"SQL Injection in package SYS.KUPV$FT_INT" - This advisory lists 16 SQL Injection bugs in 13 functions or procedures contained in this package. Alex has detailed each function or procedure and listed which function or procedure parameters are vulnerable to SQL Injection. He also informs us in his advisory that Oracle have fixed the bugs by now using bind variables instead (I assume) of using concatenated strings in SQL statements.
"SQL Injection in package SYS.KUPV$FT" - This advisory lists 3 SQL Injection bugs in three different functions and procedures in this package. Again the actual function or procedure parameters that are vulnerable to SQL Injection are identified. This time Alex tells us that Oracle has fixed these bugs by using the new package DBMS_ASSERT.
"SQL Injection in package SYS.DBMS_METADATA_UTIL" - In this advisory 4 SQL injection bugs are fixed in 4 different functions or procedures. Again the parameters that are vulnerable to SQL Injection are identified and again these bugs have been fixed by using the new package DBMS_ASSERT.

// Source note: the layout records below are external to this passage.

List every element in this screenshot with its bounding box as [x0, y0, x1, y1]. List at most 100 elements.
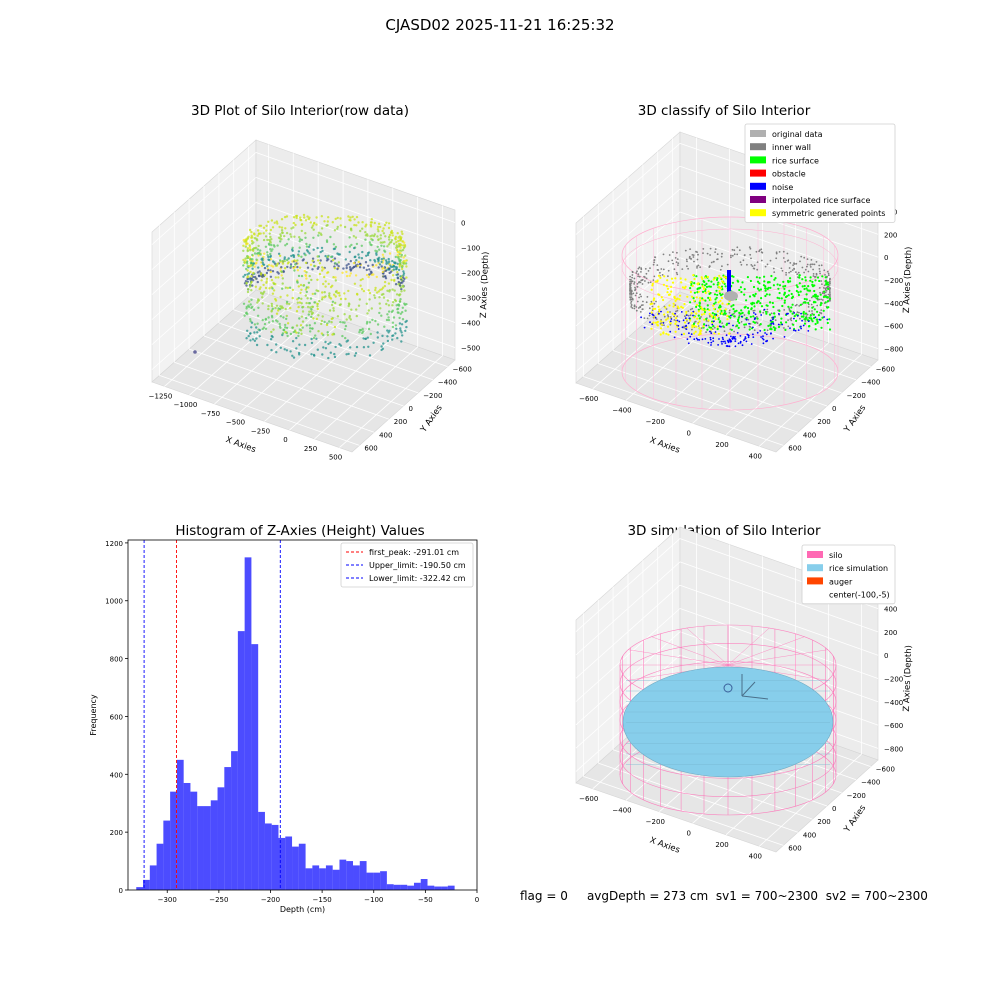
- plot1-point: [355, 345, 359, 349]
- plot2-point-noise: [709, 330, 711, 333]
- plot1-point: [305, 290, 308, 294]
- plot2-xtick-label: −200: [646, 418, 665, 426]
- plot1-ztick-label: −400: [461, 320, 480, 328]
- plot2-ztick-label: 200: [884, 231, 897, 239]
- plot1-point: [267, 304, 270, 308]
- plot1-point: [330, 321, 333, 324]
- plot1-point: [400, 331, 403, 334]
- plot4-legend-box: [801, 544, 896, 605]
- plot2-point-symmetric: [695, 325, 698, 328]
- plot2-point-noise: [711, 323, 714, 326]
- plot2-point-inner-wall: [829, 287, 831, 290]
- plot1-gridline: [174, 361, 375, 433]
- plot1-point: [320, 246, 324, 250]
- plot2-point-inner-wall: [643, 317, 646, 319]
- plot1-point: [394, 324, 398, 327]
- plot2-point-noise: [712, 320, 715, 323]
- plot2-point-noise: [801, 319, 803, 322]
- plot2-point-inner-wall: [630, 304, 633, 306]
- plot2-point-rice-surface: [778, 284, 782, 287]
- plot4-gridline: [612, 749, 813, 820]
- plot1-point: [372, 341, 375, 344]
- plot1-point: [250, 289, 253, 292]
- plot1-gridline: [151, 177, 257, 270]
- plot2-point-inner-wall: [726, 263, 729, 266]
- plot1-point: [360, 288, 364, 291]
- plot1-point: [402, 285, 405, 288]
- plot1-point: [280, 229, 284, 232]
- plot1-point: [249, 303, 252, 306]
- plot2-point-noise: [640, 316, 642, 319]
- plot1-point: [358, 266, 362, 269]
- plot1-point: [247, 304, 250, 307]
- plot2-gridline: [583, 376, 784, 446]
- plot1-point: [255, 261, 258, 265]
- plot1-xtick-label: 0: [283, 436, 287, 444]
- plot2-point-noise: [720, 340, 723, 343]
- plot1-point: [377, 260, 380, 263]
- plot1-point: [285, 317, 288, 321]
- plot2-point-rice-surface: [695, 275, 698, 278]
- plot1-point: [387, 318, 391, 322]
- plot1-ytick-label: −400: [438, 379, 457, 387]
- plot1-point: [261, 258, 264, 262]
- plot2-point-rice-surface: [763, 275, 766, 278]
- plot2-point-rice-surface: [755, 301, 759, 304]
- plot1-point: [271, 335, 274, 339]
- plot1-point: [298, 301, 302, 304]
- plot1-point: [270, 219, 274, 222]
- plot2-point-noise: [704, 338, 707, 340]
- plot1-point: [278, 237, 282, 240]
- plot2-point-rice-surface: [799, 290, 802, 293]
- plot2-point-inner-wall: [825, 289, 828, 292]
- plot2-point-inner-wall: [646, 296, 649, 298]
- plot1-point: [371, 318, 374, 321]
- plot1-point: [344, 336, 347, 340]
- plot1-point: [308, 274, 311, 278]
- plot2-point-rice-surface: [806, 289, 809, 292]
- plot1-point: [252, 262, 256, 265]
- plot2-point-rice-surface: [816, 276, 820, 279]
- plot1-point: [281, 262, 285, 265]
- plot2-point-inner-wall: [686, 320, 688, 322]
- plot2-point-rice-surface: [784, 328, 787, 331]
- plot2-point-inner-wall: [691, 254, 694, 256]
- plot2-point-symmetric: [662, 331, 665, 334]
- plot3-histogram: −300 −250 −200 −150 −100 −50 00200400600800100…: [89, 539, 479, 914]
- plot3-bar: [447, 885, 455, 890]
- plot1-point: [403, 289, 406, 292]
- plot1-point: [367, 251, 371, 254]
- plot1-point: [348, 245, 352, 248]
- plot1-yaxis-label: Y Axies: [418, 403, 445, 435]
- plot2-point-rice-surface: [731, 281, 734, 284]
- plot2-point-inner-wall: [645, 272, 648, 275]
- plot1-point: [347, 352, 350, 356]
- plot2-point-symmetric: [689, 319, 692, 322]
- plot2-point-inner-wall: [753, 309, 756, 312]
- plot2-point-rice-surface: [803, 284, 806, 288]
- plot2-point-inner-wall: [780, 267, 783, 270]
- plot1-point: [377, 238, 380, 242]
- plot4-silo-roof-line: [686, 627, 729, 666]
- plot1-point: [310, 278, 313, 282]
- plot2-point-noise: [807, 320, 810, 323]
- plot2-point-inner-wall: [829, 282, 831, 285]
- plot1-point: [324, 285, 327, 288]
- plot1-point: [302, 258, 305, 261]
- plot1-gridline: [151, 277, 257, 370]
- plot1-point: [378, 263, 382, 266]
- plot1-point: [341, 271, 344, 274]
- plot1-point: [348, 266, 352, 269]
- plot2-point-rice-surface: [697, 314, 700, 317]
- plot2-point-rice-surface: [793, 315, 796, 318]
- plot2-point-noise: [680, 311, 683, 313]
- plot1-point: [291, 296, 294, 300]
- plot3-bar: [353, 865, 360, 890]
- plot1-point: [303, 216, 306, 219]
- plot1-point: [388, 241, 392, 244]
- plot1-point: [246, 290, 250, 294]
- plot4-ytick-label: 600: [788, 844, 801, 852]
- plot2-point-noise: [754, 313, 757, 316]
- plot2-point-inner-wall: [644, 276, 646, 278]
- plot3-bar: [373, 872, 381, 890]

There is a lot of information in these three new advisories that cover a further 23 SQL injection bugs. In fact it could be argued that the number of bugs is in fact higher as for instance in the last advisory listed 2 parameters are vulnerable in each function. Whilst Alex has stopped short of giving out exploit code there is enough information here to simply write exploits for non patched databases.
Again I urge everyone to patch as soon as possible, if you don'y you are vulnerable to a hige amount of bugs that are now public.